Paolo Borrometi da tempo si occupa di inchieste giornalistiche contro la mafia ed il malaffare in Italia, Sicilia e segnatamente nella Provincia di Ragusa. Paolo Borrometi lavora all’Agi ed è direttore della testata on-line laspia.it. In una Provincia dove si continua ostinatamente a dire che la mafia non esiste. Proprio relativamente ad un suo articolo sulla presenza mafiosa nel Mercato ortofrutticolo del sud Italia più importante, quello di Vittoria, Borrometi ha subito per l’ennesima volta minacce ed ingiurie.
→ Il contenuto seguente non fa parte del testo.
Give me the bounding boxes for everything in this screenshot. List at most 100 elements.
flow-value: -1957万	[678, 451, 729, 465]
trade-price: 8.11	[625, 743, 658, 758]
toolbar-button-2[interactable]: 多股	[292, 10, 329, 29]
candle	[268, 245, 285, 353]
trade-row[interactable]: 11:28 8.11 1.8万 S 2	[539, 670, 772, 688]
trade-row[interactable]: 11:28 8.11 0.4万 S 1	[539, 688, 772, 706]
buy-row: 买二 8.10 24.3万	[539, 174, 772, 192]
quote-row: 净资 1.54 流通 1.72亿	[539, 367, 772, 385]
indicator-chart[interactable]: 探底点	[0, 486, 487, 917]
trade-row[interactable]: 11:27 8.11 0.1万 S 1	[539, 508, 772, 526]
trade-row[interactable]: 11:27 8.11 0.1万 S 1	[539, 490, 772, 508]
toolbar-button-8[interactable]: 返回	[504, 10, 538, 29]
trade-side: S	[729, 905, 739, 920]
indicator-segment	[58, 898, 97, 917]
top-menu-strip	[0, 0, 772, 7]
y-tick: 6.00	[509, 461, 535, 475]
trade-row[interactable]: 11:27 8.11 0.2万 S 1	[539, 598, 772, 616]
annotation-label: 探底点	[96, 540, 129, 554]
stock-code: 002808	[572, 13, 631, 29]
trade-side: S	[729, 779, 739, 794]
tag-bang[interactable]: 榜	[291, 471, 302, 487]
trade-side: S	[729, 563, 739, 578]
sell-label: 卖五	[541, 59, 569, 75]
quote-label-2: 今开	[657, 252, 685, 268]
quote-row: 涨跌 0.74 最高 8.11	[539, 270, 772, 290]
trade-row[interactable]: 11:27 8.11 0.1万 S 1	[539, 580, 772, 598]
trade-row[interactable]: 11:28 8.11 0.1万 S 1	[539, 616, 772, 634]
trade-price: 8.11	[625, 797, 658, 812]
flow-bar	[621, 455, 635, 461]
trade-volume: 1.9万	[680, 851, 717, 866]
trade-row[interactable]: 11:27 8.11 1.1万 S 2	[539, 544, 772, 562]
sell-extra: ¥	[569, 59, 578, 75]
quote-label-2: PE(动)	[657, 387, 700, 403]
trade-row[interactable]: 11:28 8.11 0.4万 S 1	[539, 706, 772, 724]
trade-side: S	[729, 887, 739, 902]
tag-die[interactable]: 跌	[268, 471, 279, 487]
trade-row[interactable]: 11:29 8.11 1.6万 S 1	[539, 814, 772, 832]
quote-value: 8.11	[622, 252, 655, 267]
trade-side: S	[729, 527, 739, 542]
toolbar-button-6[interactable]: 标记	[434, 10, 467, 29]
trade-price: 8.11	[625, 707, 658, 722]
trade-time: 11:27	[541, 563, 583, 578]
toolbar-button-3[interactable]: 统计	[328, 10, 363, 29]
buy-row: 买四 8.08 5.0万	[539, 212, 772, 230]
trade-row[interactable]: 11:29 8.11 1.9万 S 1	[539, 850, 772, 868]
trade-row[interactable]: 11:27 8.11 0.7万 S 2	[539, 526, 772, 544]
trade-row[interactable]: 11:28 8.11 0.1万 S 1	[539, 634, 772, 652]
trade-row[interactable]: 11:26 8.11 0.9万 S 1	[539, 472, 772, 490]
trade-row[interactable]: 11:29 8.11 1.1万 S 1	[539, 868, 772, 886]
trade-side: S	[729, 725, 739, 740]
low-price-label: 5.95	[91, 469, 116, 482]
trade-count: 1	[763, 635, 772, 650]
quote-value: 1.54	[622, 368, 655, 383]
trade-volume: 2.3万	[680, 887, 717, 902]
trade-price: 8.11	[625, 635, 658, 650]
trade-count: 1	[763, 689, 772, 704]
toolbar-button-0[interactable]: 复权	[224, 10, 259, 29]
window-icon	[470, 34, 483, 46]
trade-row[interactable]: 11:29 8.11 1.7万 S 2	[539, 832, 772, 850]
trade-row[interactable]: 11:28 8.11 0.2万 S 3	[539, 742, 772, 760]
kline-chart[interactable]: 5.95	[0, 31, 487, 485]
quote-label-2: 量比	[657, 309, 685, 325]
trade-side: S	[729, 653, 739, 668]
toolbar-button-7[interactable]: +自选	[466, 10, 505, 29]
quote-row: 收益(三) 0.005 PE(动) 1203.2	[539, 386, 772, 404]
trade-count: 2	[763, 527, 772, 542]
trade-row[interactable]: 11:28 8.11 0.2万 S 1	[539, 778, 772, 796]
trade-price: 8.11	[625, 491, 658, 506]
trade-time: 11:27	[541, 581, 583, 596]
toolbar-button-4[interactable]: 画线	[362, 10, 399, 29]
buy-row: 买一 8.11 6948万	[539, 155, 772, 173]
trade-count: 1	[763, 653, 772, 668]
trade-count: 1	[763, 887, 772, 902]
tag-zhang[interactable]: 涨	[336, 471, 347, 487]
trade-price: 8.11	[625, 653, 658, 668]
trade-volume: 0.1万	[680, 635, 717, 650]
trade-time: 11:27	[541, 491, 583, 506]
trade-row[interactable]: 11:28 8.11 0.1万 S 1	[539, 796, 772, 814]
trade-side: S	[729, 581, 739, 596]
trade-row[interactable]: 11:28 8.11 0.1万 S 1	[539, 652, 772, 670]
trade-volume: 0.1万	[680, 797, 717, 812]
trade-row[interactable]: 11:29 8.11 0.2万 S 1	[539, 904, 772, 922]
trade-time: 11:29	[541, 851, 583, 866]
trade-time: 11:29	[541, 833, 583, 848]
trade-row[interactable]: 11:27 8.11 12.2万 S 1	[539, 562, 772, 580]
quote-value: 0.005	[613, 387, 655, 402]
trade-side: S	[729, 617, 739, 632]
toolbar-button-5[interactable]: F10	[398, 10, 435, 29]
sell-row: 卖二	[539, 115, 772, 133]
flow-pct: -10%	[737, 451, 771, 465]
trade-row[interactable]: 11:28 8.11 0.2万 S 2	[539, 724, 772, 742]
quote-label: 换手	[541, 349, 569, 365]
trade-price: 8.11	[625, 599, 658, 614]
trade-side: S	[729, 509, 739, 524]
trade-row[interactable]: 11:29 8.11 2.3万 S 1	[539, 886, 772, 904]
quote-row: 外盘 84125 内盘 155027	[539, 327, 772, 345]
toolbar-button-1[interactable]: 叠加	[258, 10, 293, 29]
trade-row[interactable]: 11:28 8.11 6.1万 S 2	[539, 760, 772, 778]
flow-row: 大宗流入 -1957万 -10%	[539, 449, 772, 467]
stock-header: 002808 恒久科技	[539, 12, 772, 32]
Questa volta, però, a rivolgere minacce ed ingiurie nei confronti del giornalista sono stati direttamente soggetti molto vicini alla criminalità organizzata, asserenti dichiaranti nomi riconducibili al capo mafia di Vittoria. Tali minacce seguono ad altre riguardanti diverse realtà criminali siciliane e calabresi provenienti da altri soggetti già coinvolti in indagini e processi per associazione mafiosa. E non bisogna dimenticare il pestaggio di un anno fa e il successivo attentato incendiario.
A Paolo Borrometi va il merito di condurre inchieste giornalistiche scottanti, come ad esempio, quella sull’omicidio di Michele Brandimarte. O, ancora, l’inchiesta con la quale ha scoperchiato la pentola della mafia nella città di Montalbano, Scicli.
Per questo motivo vanno rafforzati gli strumenti a protezione del giornalista Paolo Borrometi suggerendo sommessamente di aderguarne il livello. La Fondazione Caponnetto non permetterà a nessuno di toccare Borrometi, non lo lascerà solo e chiederà conto di eventuali inadeguatezze a tutela della sua persona.